Nithya, who has lived on the Island for six years, said she hoped to foster a sense of inquisitiveness about the financial system in the minds of her young readers.

“I want them to understand the concepts, but also for them to be something kids are curious about,” she said.

“I’ve had some feedback from children who have read the book, and it’s interesting that some hadn’t thought about these ideas previously – they asked a lot of questions about how it all works.

“I also hope the story gives them enough information on what these concepts are, so that they can ask and engage with adults on all those questions, and find out more about them – that it makes them curious. The feedback I’ve had has been that the kids are very engaged with the magical aspects of The Magic Box.

“The very young ones are disappointed that this part isn’t real. What was very encouraging though, was that even young readers were interested in the subject after they had read the book. You might think that banking, economics and finance sound very technical and not easily accessible, but I’m pleasantly surprised people actually find them interesting – I was hoping for that outcome.

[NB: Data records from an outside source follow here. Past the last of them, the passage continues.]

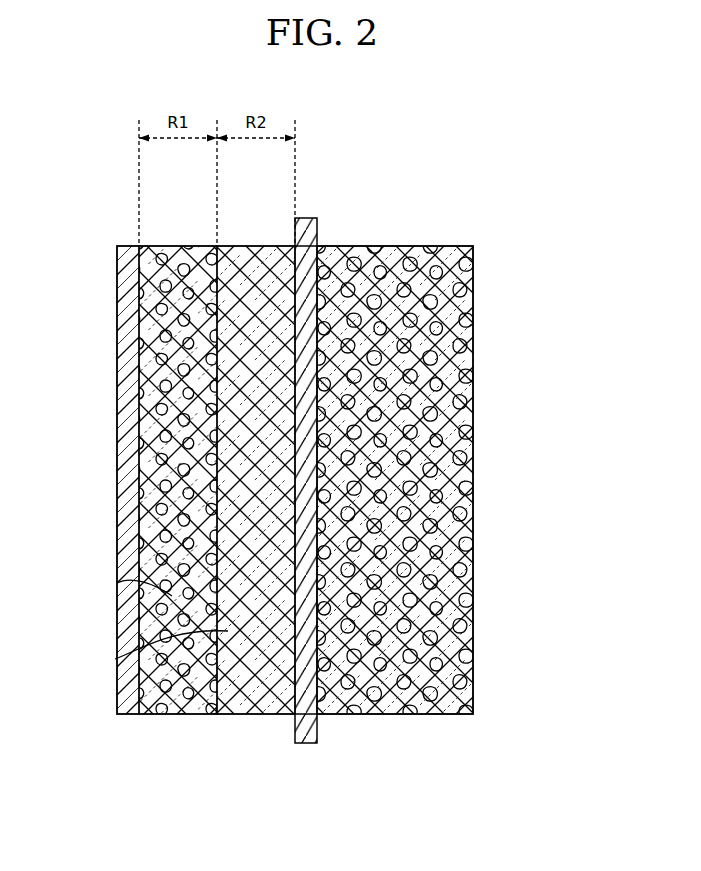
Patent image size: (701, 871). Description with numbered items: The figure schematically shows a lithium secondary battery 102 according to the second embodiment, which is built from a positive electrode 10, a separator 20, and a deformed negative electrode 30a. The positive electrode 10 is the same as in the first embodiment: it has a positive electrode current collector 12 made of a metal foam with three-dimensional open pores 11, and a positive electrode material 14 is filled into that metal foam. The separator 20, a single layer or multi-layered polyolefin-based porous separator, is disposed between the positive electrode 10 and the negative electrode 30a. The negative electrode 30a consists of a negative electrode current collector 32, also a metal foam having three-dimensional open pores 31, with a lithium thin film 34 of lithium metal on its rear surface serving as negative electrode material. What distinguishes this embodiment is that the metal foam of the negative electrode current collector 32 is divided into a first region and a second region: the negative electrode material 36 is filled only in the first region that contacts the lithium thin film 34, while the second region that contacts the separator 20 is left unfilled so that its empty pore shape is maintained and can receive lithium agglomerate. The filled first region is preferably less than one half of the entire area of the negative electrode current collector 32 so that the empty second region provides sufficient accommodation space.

The lithium secondary battery 102 is at (516, 203).
The positive electrode 10 is at (433, 548).
The open pores 11 is at (473, 562).
The positive electrode current collector 12 is at (368, 715).
The positive electrode material 14 is at (425, 715).
The separator 20 is at (295, 745).
The negative electrode 30a is at (206, 548).
The open pores 31 is at (117, 583).
The negative electrode current collector 32 is at (256, 527).
The lithium thin film 34 is at (132, 715).
The negative electrode material 36 is at (182, 715).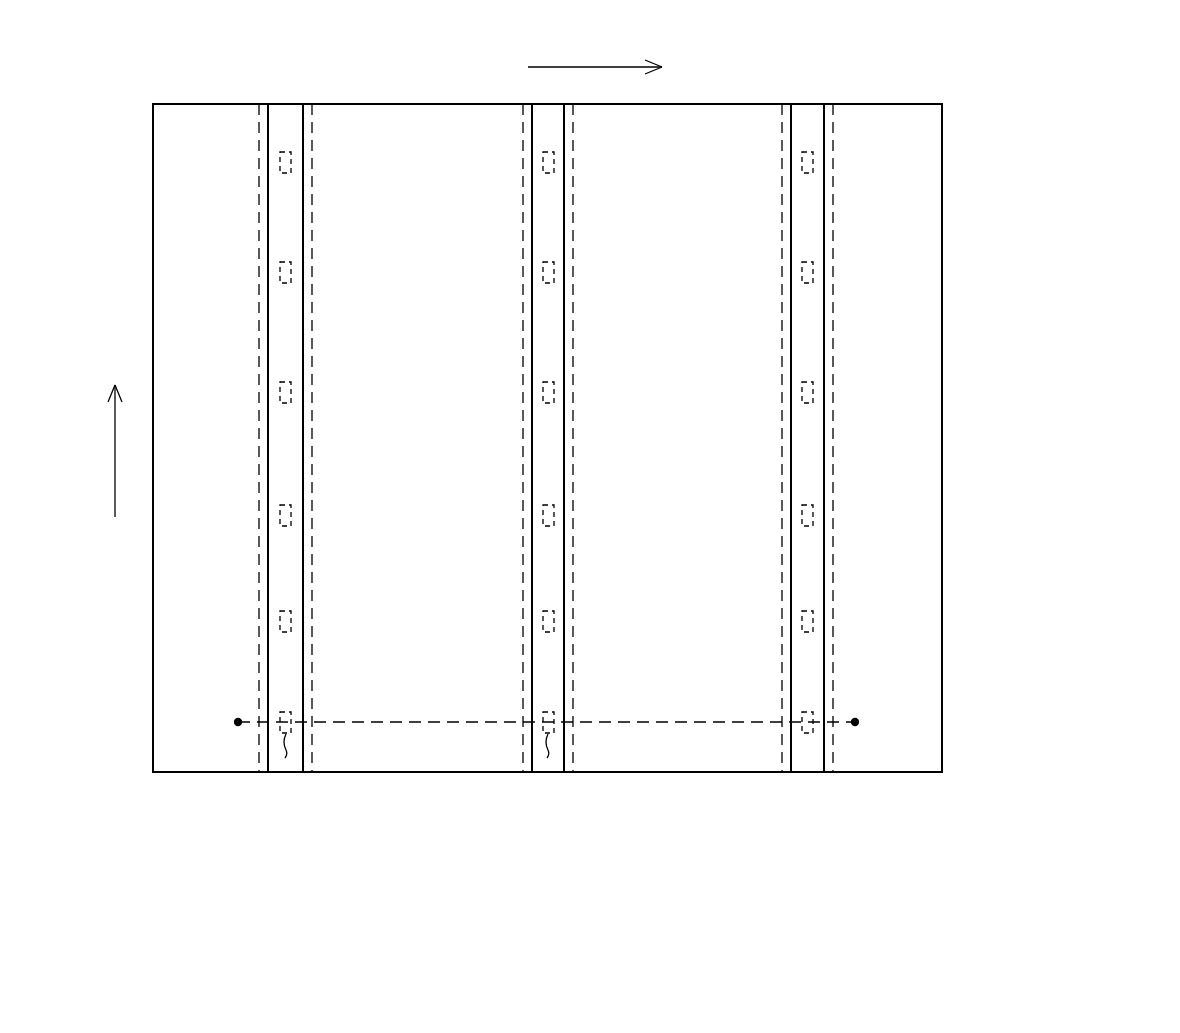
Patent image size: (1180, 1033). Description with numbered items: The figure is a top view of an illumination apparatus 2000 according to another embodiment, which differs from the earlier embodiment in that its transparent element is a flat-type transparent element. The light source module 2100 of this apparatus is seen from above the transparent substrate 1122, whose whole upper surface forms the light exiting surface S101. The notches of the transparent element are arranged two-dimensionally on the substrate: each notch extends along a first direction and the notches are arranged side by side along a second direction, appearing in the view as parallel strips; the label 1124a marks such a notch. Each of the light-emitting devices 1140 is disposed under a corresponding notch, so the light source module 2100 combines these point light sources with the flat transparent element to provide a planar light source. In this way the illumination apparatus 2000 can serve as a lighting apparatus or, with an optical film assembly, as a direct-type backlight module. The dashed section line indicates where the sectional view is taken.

The illumination apparatus 2000 is at (1017, 762).
The light source module 2100 is at (942, 578).
The transparent substrate 1122 is at (910, 446).
The opening / trench 1124a is at (287, 125).
The light exiting surface S101 is at (900, 137).
The light-emitting devices 1140 is at (287, 757).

“This is definitely an area schools should be focusing more on. An element of financial literacy should be open to all.

“There are a lot of resources out there already – the Bank Of England, for example, has a financial education portal. While some schools are doing good work, I certainly believe there should be greater involvement from them in providing financial education.

“A study by the Organisation For Economic Co-operation And Development looked at financial literacy for kids across the globe in 22 countries and found that, in certain states, policy intervention was needed to increase those levels.”

While The Magic Box – available in paperback via Amazon priced at £9.99 and at selected bookshops in London – is PecuniArt’s first title, Nithya is already thinking about another book.

“For the next one I will think about how to break down a very complex concept, like the economy,” she said.